Eerstejaars veldwerk
Katarina Kovacevic
Met de komst van beter weer, brengt het vierde kwartaal van het academische jaar ook excursies en veldwerk voor de eerstejaars studenten. Zo krijgen we in het eerste jaar al de kans om de opgedane kennis uit de colleges in de praktijk te brengen tijdens de geologische excursie naar de Ardennen en de Eifel.
Ontdekken van rotsformaties
Tijdens het wandelen door het landschap hebben we veel geleerd over de geologische geschiedenis van België, Duitsland en Luxemburg door rotsformaties te bestuderen die we op ons pad tegen kwamen. Een speciaal kenmerk van deze gebieden is dat, ondanks dat ze dicht bij elkaar liggen, er zeer verschillende type gesteentes gevonden worden. Zo bestaan de Ardennen voornamelijk uit sedimentaire gesteentes, zoals zand- of kalksteen, terwijl in de Eifel, maar 150 kilometer verderop, er zich een oud vulkanisch massief bevind.
Soms stonden we voor een grote rotsformatie, op zoek naar afgebrokkelde stukjes die we open zouden kunnen maken met onze geologische hamer om het van dichtbij te bestuderen. Andere keren vergaapte we ons aan de enorme formaties die links en rechts van ons opdoemde. Het was een echte openbaring hoe veel je kan ontdekken door een gesteente van dichtbij te bekijken.
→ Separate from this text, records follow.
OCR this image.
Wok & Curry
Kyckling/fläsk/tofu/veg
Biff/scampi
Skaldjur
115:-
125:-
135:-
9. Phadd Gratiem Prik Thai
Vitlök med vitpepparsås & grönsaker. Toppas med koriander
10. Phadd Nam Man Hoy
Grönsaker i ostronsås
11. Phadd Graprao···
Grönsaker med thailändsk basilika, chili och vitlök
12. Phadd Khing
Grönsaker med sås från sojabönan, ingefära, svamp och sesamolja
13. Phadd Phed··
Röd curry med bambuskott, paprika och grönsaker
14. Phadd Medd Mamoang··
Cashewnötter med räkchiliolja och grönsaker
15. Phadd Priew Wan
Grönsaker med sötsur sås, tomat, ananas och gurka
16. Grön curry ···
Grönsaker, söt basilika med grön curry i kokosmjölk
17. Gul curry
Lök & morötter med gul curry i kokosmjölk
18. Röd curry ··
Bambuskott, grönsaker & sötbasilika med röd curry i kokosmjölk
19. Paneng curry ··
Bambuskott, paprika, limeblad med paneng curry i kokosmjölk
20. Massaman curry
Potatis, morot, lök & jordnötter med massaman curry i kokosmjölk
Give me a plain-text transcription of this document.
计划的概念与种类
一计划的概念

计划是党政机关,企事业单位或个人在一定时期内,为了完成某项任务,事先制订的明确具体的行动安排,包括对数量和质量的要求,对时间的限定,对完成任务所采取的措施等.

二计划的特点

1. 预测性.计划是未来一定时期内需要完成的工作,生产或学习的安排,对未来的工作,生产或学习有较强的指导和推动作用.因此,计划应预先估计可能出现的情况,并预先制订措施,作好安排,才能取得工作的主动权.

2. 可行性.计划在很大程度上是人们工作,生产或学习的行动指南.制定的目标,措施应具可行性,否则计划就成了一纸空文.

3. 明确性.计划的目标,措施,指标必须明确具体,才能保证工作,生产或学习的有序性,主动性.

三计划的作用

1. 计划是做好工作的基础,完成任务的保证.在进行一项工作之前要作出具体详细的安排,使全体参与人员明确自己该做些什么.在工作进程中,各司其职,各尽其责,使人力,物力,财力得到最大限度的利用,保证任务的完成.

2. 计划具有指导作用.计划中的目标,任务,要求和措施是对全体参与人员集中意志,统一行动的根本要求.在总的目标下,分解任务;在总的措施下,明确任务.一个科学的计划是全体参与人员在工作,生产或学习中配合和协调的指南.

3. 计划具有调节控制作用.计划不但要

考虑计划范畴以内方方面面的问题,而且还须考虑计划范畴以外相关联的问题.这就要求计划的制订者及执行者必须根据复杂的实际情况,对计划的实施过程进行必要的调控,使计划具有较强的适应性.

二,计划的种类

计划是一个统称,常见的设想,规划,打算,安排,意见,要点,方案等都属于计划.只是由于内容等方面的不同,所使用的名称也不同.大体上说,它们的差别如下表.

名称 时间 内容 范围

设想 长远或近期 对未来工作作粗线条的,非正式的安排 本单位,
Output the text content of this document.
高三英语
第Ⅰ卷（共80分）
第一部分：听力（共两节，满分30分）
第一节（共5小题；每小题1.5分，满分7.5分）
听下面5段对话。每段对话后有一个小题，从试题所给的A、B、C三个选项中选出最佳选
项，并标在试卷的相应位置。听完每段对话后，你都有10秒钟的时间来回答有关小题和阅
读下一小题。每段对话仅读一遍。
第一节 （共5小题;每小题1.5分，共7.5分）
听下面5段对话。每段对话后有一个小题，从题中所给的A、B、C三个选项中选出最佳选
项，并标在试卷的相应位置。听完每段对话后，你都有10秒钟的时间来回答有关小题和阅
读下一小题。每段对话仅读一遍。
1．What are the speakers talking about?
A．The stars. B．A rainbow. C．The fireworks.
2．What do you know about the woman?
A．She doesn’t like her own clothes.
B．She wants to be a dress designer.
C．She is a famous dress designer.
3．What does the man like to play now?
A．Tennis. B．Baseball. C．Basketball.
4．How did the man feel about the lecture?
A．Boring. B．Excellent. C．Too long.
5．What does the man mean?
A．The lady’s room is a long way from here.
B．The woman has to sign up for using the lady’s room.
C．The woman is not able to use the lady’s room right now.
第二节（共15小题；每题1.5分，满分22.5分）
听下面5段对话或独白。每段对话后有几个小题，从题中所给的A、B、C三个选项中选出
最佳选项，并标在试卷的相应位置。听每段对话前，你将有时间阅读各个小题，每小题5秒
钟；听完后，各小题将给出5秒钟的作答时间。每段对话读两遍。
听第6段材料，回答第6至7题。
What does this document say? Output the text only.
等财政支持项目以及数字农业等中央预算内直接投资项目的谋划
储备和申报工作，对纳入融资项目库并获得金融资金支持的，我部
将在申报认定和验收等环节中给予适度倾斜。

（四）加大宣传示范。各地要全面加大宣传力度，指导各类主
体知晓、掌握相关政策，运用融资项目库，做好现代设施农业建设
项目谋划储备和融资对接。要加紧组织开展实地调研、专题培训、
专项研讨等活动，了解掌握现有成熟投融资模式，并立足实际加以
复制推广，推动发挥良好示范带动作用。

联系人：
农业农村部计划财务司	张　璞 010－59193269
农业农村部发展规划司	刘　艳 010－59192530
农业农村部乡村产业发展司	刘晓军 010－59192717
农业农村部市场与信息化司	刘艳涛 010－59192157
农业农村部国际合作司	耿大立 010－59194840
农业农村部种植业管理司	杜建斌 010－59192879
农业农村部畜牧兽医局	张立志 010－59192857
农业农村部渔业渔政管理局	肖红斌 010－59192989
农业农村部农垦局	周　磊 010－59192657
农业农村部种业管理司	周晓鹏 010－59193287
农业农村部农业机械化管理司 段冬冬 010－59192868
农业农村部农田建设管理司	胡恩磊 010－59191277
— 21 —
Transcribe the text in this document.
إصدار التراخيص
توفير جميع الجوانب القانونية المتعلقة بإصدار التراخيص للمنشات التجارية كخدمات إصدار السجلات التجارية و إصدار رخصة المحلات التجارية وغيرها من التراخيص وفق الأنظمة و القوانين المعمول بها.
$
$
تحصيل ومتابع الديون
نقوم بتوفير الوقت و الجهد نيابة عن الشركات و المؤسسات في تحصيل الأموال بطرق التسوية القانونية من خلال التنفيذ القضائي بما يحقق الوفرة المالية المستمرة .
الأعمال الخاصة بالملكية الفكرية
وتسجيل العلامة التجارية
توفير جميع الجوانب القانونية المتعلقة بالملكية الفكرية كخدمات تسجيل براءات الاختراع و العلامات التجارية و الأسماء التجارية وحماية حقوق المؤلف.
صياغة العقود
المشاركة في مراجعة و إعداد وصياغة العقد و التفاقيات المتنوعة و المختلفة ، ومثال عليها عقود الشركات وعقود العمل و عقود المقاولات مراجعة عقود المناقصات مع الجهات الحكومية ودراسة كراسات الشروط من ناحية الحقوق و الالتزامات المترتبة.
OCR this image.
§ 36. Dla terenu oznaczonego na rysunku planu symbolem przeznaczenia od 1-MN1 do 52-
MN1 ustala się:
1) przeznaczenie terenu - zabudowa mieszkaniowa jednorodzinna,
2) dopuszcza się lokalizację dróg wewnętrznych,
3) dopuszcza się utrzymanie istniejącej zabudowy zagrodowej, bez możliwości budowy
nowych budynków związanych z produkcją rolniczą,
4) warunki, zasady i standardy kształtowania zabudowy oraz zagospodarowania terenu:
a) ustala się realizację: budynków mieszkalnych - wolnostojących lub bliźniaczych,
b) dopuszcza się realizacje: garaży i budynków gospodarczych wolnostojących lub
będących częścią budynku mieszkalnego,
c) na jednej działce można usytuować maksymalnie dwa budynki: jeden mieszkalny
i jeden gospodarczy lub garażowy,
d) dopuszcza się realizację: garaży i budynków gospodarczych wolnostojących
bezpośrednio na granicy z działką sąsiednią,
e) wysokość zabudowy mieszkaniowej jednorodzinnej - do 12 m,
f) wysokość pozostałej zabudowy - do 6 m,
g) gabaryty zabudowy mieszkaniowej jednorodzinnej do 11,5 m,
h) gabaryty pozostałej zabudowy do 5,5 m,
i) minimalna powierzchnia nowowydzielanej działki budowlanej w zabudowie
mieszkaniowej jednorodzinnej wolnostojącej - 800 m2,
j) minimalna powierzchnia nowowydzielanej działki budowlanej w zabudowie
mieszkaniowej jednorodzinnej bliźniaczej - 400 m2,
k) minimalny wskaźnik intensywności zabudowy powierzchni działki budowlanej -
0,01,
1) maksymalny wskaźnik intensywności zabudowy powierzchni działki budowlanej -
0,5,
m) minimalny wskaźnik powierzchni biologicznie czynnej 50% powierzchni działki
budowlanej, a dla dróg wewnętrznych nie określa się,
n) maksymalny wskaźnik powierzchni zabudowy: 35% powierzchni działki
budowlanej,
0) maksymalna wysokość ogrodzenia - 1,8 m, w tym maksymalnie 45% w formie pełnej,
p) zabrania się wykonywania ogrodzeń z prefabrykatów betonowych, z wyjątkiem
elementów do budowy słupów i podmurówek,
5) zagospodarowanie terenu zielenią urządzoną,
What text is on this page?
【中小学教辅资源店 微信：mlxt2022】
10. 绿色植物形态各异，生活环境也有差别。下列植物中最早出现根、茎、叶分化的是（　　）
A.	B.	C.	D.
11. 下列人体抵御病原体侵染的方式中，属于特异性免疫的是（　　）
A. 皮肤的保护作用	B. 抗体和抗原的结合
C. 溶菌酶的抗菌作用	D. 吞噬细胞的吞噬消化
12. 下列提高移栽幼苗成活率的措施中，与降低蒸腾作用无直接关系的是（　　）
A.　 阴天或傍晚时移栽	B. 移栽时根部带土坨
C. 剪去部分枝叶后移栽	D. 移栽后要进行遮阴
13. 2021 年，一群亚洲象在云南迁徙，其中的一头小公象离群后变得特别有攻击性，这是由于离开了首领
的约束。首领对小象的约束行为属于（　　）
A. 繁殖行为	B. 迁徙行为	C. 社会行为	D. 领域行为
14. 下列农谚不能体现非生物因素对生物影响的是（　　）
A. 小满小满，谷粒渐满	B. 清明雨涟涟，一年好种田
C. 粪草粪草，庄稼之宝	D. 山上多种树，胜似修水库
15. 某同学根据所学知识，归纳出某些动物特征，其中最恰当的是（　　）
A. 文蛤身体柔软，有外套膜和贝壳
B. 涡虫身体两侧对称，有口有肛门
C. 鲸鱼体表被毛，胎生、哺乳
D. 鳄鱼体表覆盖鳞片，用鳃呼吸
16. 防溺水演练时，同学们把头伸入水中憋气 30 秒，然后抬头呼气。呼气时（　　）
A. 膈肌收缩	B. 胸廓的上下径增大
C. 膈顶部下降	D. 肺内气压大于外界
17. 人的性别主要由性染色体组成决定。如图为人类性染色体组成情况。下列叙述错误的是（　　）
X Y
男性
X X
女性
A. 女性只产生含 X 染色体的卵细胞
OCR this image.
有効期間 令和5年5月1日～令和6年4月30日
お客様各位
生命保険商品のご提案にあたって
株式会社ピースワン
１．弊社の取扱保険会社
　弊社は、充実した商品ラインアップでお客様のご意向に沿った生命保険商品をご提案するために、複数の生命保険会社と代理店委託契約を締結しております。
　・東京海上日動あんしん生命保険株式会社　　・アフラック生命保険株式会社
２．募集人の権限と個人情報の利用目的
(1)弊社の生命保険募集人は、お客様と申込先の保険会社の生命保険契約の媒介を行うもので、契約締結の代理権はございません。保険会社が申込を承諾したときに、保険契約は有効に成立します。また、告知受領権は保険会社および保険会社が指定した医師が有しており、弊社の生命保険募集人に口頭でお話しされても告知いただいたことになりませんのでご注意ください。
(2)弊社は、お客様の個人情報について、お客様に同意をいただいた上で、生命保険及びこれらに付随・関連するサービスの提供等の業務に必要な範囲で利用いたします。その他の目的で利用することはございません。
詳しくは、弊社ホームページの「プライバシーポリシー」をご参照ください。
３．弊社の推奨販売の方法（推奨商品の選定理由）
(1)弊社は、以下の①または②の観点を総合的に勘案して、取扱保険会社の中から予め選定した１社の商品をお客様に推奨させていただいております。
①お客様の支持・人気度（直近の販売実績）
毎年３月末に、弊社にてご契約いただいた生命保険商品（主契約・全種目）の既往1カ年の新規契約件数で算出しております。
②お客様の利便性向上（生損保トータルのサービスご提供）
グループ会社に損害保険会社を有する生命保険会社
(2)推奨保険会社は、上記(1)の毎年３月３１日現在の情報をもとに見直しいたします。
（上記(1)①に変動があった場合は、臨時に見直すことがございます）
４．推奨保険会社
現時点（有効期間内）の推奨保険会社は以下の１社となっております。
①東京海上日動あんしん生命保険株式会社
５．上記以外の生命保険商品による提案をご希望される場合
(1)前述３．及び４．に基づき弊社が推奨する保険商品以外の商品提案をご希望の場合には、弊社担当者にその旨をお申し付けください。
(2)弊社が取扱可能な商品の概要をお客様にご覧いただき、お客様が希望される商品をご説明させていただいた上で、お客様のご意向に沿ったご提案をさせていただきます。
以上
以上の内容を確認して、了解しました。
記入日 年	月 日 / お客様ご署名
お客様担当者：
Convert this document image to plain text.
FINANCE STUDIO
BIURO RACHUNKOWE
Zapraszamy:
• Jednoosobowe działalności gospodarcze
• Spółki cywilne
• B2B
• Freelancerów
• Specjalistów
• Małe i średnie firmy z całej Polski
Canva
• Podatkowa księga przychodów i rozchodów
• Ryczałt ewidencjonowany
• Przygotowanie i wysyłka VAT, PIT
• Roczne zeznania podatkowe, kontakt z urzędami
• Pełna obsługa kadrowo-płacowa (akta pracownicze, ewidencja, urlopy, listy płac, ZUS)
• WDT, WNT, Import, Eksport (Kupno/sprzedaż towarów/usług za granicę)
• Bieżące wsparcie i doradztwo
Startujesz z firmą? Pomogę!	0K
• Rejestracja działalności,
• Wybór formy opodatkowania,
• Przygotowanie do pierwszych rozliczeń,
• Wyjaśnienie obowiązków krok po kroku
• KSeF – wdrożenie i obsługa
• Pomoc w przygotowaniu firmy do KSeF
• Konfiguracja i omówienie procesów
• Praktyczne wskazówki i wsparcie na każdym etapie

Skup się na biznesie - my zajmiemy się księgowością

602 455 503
Combinatie van veldwerk en colleges
Door de onderwerpen uit de geologiecolleges zo in het echt te zien, kregen we een goed beeld van de stof. Ook al is het soms moeilijk om deze gebieden en de geologische geschiedenis compleet in kaart te brengen, aan het eind van de excursie viel het allemaal op zijn plaats. Daarom is het veldwerk zo’n leuke en goede aanvulling in het eerste jaar. Je leert een andere manier van denken, want het is soms net een puzzel oplossen!